A Feature is a collection of independent variables used as input by a machine learning algorithm. The two most typically used types of characteristics are numerical and categorical. The former are composed of numerical values that may be measured (compared, and ordered) on a scale, such as price. The latter are discrete non-numerical items, such as strings, that can be organized into categories such as gender, color, and nationality.

Hallucination

In the context of generative AI, Hallucination refers to the phenomenon where the model produces inaccurate or completely false information with high confidence. This occurs when a generative model, such as a speech model, is asked to generate content for which it has little or no training data. Hallucinations can be mitigated by fine-tuning or techniques such as RAG.

Machine Learning Operations

MLOps is a collection of techniques designed to expedite and unify the entire machine learning lifecycle, from development to deployment and monitoring, by combining DevOps and Data Engineering principles. It includes workflow automation, model and data version management, continuous integration and deployment (CI/CD), and model performance monitoring. MLOps assists organizations in deploying and managing Machine Learning models at scale, ensuring reproducibility, scalability, and dependability across the whole machine learning pipeline.

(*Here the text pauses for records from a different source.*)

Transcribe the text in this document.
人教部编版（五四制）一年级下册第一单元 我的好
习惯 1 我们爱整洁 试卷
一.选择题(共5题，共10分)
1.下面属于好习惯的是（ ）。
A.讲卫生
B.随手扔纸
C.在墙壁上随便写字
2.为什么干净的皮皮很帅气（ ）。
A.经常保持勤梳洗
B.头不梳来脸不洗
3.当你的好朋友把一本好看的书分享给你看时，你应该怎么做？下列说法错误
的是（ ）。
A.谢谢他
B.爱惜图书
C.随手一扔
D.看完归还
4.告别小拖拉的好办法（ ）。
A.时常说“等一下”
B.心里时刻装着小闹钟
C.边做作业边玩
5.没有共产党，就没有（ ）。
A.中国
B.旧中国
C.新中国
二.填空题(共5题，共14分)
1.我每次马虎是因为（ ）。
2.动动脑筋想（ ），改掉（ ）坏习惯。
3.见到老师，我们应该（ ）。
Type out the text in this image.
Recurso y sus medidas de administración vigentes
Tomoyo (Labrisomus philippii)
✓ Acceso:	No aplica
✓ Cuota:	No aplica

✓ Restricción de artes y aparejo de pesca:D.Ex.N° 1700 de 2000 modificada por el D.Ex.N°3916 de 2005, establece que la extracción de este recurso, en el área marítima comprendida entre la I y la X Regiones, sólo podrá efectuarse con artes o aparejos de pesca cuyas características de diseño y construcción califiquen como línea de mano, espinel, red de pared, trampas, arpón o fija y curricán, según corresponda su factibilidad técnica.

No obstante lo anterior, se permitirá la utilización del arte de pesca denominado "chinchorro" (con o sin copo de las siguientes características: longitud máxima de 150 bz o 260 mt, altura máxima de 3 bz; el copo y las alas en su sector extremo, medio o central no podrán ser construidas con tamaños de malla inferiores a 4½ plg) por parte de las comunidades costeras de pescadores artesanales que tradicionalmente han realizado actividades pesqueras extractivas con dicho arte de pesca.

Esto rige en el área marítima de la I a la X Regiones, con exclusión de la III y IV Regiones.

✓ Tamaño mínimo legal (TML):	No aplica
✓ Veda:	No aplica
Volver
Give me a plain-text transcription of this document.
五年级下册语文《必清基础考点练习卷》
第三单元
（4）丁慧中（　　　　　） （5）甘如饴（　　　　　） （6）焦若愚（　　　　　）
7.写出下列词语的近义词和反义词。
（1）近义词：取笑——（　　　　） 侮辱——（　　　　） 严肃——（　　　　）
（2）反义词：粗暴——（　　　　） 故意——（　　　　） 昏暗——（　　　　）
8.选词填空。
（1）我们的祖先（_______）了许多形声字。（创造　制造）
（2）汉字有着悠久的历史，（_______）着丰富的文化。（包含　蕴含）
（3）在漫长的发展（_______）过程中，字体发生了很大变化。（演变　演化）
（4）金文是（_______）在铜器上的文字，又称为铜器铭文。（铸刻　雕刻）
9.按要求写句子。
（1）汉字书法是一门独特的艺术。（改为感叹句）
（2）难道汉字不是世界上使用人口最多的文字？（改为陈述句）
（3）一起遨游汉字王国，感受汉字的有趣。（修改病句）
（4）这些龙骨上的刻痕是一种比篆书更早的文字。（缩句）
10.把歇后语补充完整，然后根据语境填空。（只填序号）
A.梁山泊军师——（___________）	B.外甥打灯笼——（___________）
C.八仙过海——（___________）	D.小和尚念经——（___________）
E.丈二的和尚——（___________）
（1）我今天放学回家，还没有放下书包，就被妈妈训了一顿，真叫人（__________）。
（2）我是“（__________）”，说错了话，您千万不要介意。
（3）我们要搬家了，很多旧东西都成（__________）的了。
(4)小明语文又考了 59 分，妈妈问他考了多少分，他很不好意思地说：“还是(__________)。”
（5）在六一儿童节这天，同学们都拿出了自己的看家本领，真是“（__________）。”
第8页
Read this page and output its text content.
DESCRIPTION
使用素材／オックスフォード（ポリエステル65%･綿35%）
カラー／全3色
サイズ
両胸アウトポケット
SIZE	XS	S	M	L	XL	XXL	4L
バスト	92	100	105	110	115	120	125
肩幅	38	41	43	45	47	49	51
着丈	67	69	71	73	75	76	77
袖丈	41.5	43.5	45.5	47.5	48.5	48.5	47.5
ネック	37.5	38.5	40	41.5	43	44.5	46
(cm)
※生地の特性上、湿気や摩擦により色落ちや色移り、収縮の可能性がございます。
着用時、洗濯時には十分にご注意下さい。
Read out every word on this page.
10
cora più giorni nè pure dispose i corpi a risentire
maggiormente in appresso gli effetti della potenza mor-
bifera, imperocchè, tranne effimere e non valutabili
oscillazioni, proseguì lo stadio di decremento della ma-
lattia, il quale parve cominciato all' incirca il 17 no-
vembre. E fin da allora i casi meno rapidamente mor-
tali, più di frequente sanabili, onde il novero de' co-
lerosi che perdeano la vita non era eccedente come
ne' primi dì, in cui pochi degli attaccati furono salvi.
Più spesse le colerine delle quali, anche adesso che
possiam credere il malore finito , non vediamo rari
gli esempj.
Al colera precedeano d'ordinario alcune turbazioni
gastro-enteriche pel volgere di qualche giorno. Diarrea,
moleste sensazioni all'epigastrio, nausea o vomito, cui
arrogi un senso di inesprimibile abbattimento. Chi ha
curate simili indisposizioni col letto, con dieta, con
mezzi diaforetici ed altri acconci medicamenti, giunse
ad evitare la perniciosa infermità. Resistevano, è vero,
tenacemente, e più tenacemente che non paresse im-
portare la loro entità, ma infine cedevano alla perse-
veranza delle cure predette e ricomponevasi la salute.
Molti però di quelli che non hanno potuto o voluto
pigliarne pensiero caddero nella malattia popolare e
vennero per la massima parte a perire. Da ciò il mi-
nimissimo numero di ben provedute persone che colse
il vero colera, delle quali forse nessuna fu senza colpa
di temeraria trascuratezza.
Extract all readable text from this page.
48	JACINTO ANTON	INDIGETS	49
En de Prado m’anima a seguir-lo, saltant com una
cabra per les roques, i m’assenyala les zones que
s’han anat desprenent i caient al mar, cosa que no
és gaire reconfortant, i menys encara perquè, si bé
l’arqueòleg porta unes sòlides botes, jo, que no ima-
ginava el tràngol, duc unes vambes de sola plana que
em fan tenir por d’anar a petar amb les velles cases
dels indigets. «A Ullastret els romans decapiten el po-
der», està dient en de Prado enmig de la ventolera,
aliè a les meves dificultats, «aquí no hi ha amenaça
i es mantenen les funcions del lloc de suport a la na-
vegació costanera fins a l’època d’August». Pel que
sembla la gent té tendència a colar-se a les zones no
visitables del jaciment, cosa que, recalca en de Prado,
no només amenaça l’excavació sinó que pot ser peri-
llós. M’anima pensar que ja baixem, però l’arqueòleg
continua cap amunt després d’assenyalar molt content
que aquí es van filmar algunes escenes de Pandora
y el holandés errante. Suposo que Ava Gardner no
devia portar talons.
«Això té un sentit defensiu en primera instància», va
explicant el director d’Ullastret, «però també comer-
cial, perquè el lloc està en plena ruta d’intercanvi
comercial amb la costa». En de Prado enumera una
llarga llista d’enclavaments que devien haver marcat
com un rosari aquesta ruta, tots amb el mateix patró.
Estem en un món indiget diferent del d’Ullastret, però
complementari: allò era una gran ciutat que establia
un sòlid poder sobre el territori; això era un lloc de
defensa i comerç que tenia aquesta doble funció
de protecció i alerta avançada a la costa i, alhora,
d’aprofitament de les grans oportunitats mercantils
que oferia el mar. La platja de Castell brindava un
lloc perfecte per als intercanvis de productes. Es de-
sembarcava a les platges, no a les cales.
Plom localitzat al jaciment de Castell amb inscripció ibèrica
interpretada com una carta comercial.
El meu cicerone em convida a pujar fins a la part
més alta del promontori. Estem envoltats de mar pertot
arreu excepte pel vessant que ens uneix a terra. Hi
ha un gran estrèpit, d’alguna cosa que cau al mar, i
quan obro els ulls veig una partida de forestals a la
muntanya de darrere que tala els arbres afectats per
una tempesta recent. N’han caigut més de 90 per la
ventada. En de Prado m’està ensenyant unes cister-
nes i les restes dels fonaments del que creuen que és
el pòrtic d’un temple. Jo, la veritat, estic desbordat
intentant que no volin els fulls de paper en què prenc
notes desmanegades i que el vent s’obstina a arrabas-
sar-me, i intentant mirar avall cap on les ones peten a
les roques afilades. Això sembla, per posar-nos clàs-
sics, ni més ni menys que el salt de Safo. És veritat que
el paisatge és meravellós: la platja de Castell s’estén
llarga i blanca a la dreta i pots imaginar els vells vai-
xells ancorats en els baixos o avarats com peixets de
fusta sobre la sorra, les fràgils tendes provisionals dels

Machine Learning Operations

In this context, how not to mention our sister company’s solution, Radicalbit, a ready-to-use MLOps platform for computer vision, LLMs, and Machine Learning? If you want to find out more, please visit the dedicated website.

Multimodal AI

Multimodal AI are a type of deep learning model that can process different types of input (such as text, images, audio, and so on), and generate different types of output, whereas unimodal models can handle only one type of input, such as only text or only images, and generate output of the same type as the source, such as only text output or only image output.

Observability

AI Observability refers to the ability to have an overall view of an AI solution. In general, it provides tools to measure the performance of a model, identify data integrity issues in input or output, track logs and set alerts to be aware of specific anomalies. Observability is a crucial aspect as it provides everything necessary to ensure transparency and reliability in AI solutions, as well as offering decision support regarding any corrective interventions. The Observability and monitoring capabilities of the above-mentioned Radicalbit platform enable the proactive identification and resolution of problems, optimisation of model performance and reliability of artificial intelligence-based decisions in various fields.

Real Time Machine Learning

Also known as Online Machine Learning, it is the process of training a Machine Learning model by running live data through it to continuously improve the model. This is in contrast to «traditional» Machine Learning, where one builds the model with a batch of historical data in an offline mode.

Retrieval Augmented Generation (RAG)

It’s the process of optimizing the output of a LLM, in such a way that it references an authoritative knowledge base outside of its training data sources before generating a response. Hence RAG extends the capabilities of LLMs to specific domains using an internal knowledge base without the need to retrain the model.

We’ve arrived at the end of our brief tour of some of the most commonly used and well-known terminology in Artificial Intelligence and Machine Learning. Clearly, this brief article cannot be considered exhaustive.